Fair and equitable evaluation of our productivity requires that we establish transparent expectations. The IUI campus already has detailed effort distribution guidelines and expectation rubrics, but IUB has not. This past semester, an IUB campus-wide task force drafted guidelines for workload effort distribution for tenured and tenure-track faculty. Effort distribution guidelines for non-tenure-track faculty will be developed later.
While the work of a full-time faculty member routinely extends beyond 40 hours per week, the standard distribution of effort for tenure-track/tenured faculty across the university is:
- 40% teaching, where one “average” 3-credit course is equivalent to a 10% effort over the academic year.
- 40% research/creative activity
- 20% service
This distribution varies based on career stage, disciplinary norms, scholarly leadership commitments, and unit needs. For example, at IU Indy, the current 40/40/20 guidelines are implemented as follows. On average, tenured IUI faculty teach four courses a year, publish consistently in peer-reviewed venues, submit or lead external grants, and actively serve on a couple of internal or external committees and/or service assignments. More research-active faculty have reduced teaching loads (three courses a year), but have higher expectations in research with multiple grants, several graduate student advisees, and/or more publications in higher-impact venues, as specified by the different disciplines. This results in a workload distribution of 30/50/20. IUB faculty are expected to teach three courses a year and focus more on research.
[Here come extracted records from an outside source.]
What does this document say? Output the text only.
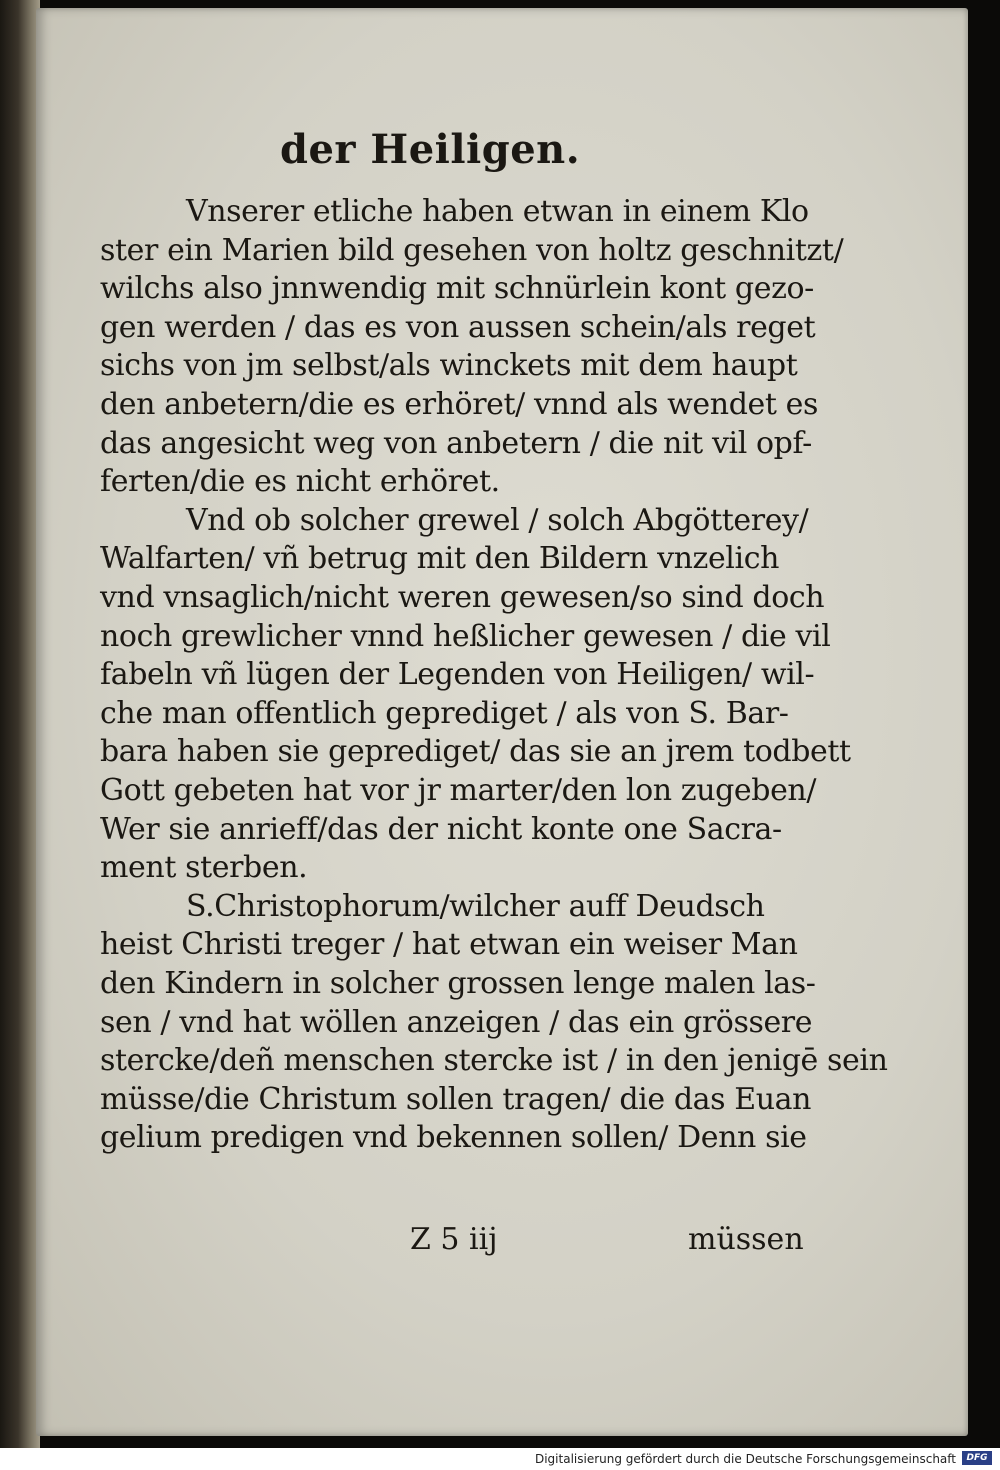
der Heiligen.
Z 5 iij	müssen
Vnserer etliche haben etwan in einem Klo
ster ein Marien bild gesehen von holtz geschnitzt/
wilchs also jnnwendig mit schnürlein kont gezo-
gen werden / das es von aussen schein/als reget
sichs von jm selbst/als winckets mit dem haupt
den anbetern/die es erhöret/ vnnd als wendet es
das angesicht weg von anbetern / die nit vil opf-
ferten/die es nicht erhöret.
Vnd ob solcher grewel / solch Abgötterey/
Walfarten/ vñ betrug mit den Bildern vnzelich
vnd vnsaglich/nicht weren gewesen/so sind doch
noch grewlicher vnnd heßlicher gewesen / die vil
fabeln vñ lügen der Legenden von Heiligen/ wil-
che man offentlich geprediget / als von S. Bar-
bara haben sie geprediget/ das sie an jrem todbett
Gott gebeten hat vor jr marter/den lon zugeben/
Wer sie anrieff/das der nicht konte one Sacra-
ment sterben.
S.Christophorum/wilcher auff Deudsch
heist Christi treger / hat etwan ein weiser Man
den Kindern in solcher grossen lenge malen las-
sen / vnd hat wöllen anzeigen / das ein grössere
stercke/deñ menschen stercke ist / in den jenigē sein
müsse/die Christum sollen tragen/ die das Euan
gelium predigen vnd bekennen sollen/ Denn sie
Digitalisierung gefördert durch die Deutsche Forschungsgemeinschaft	DFG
Therefore, their standard workload expectation is closer to 30/50/20.
This coming semester, each department will need to review and/or redefine what activities constitute teaching, research, and service, and establish typical expectations for each domain to come into compliance with BOT-24 without compromising disciplinary expectations and norms. Of course, deviations from the accepted baseline expectations will be allowed to account for career stage, scholarly leadership, personal circumstances, unit needs, and other relevant factors, and must be documented and approved annually. For example, a department chair carrying a 50% service load and teaching one course would have their workload expectation as 10/40/50.